An allergy is the immune system's response to what it perceives as a threat from a foreign substance such as a food item, pollen or an animal. When this substance, known as an allergen, enters your body, the immune system releases histamines which cause a series of physical reactions, including swelling. The swelling can occur in any part of the body that comes in contact with the allergen. In severe cases, the throat can swell until it closes and obstruct your breathing -- known as anaphylaxis. How you relieve the swelling depends on the severity of your symptoms. Before you do anything, contact your healthcare provider.

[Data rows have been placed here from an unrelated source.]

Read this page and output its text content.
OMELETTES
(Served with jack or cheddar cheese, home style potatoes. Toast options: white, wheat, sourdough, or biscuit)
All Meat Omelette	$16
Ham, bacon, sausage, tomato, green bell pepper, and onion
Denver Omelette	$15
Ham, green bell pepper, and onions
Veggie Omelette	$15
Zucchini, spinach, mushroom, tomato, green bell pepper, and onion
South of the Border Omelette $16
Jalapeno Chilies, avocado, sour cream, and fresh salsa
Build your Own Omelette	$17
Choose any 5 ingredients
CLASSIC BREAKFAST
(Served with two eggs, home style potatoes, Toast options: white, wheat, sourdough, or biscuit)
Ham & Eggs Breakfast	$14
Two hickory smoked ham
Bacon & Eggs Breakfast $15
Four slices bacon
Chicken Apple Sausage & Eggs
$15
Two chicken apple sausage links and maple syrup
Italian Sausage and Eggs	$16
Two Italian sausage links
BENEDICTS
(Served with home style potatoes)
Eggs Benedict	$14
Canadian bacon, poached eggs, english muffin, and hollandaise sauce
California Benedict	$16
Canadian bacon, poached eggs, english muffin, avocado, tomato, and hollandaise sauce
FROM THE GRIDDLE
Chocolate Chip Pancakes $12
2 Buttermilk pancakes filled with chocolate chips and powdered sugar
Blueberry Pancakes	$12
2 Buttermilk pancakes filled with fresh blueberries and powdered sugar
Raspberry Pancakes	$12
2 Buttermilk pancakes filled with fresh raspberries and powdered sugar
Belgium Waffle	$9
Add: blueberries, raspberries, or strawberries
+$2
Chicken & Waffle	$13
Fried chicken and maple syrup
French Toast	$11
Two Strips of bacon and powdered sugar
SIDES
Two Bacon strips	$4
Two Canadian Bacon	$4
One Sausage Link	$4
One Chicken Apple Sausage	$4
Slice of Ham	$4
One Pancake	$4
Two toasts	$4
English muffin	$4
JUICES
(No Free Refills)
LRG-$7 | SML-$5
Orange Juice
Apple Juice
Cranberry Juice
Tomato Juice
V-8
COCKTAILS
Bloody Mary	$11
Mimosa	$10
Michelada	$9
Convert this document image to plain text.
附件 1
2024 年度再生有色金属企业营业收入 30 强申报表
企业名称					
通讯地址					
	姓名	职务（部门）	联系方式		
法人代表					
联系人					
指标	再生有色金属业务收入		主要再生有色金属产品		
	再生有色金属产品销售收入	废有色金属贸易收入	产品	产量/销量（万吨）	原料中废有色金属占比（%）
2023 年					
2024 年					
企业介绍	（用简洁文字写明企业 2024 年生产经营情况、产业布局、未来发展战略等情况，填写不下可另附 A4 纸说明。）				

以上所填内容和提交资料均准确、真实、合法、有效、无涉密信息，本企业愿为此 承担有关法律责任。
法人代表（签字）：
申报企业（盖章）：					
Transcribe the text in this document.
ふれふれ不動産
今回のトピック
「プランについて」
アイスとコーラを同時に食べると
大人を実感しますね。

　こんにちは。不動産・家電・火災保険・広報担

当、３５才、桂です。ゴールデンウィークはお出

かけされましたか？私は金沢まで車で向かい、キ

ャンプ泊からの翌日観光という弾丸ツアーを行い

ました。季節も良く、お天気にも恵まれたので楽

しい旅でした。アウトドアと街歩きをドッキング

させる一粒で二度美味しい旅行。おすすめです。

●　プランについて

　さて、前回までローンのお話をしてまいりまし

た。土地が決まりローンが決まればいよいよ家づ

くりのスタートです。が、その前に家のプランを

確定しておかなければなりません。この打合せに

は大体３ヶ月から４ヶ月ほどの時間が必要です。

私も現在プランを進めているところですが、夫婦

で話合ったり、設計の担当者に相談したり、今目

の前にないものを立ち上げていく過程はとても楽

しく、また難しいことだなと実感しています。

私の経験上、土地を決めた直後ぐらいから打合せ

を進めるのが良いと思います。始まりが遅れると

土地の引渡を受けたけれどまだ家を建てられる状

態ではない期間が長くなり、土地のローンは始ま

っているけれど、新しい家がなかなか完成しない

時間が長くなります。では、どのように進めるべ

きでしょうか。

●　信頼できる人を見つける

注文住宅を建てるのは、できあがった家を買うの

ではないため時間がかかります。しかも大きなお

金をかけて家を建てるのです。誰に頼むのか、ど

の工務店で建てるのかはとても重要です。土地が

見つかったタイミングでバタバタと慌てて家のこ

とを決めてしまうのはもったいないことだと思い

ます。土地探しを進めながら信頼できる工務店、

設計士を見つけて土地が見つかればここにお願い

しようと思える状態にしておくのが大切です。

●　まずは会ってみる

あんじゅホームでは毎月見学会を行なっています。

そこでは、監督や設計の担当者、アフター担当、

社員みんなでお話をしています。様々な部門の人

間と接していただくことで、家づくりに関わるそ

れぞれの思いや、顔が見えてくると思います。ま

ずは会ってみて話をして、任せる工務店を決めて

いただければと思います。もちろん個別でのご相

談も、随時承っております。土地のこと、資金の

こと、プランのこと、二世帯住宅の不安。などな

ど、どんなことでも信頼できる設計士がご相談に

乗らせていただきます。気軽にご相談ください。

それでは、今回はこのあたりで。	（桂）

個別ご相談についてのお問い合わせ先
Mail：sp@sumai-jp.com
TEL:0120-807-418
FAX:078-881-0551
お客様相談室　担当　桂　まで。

Take an over-the-counter antihistamine at the first sign of swelling. Antihistamines perform one of two functions; they prevent the body from making histamine or they prevent the body from responding to it. As histamine levels drop, the swelling goes down.
Apply an over-the-counter steroid cream, such as hydrocortisone, to areas of skin affected by swelling. Steroids shrink swollen tissues and reduce your reaction to the allergen.
Shrink swollen sinuses with an over-the-counter nasal spray. Nasal sprays contain substances that help shrink sinus swelling to help you breathe.
Apply an ice pack to swollen areas, such as the face, for 20 minutes. Ice constricts the blood vessels and helps reduce swelling.
Things You'll Need
Over-the-counter steroid cream
Over-the-counter nasal spray
If you are prone to severe allergic reactions and are at danger for anaphylaxis, your doctor will prescribe an epinephrine pen, or EpiPen. If you have an anaphylactic reaction and do not have an EpiPen, seek immediate medical assistance.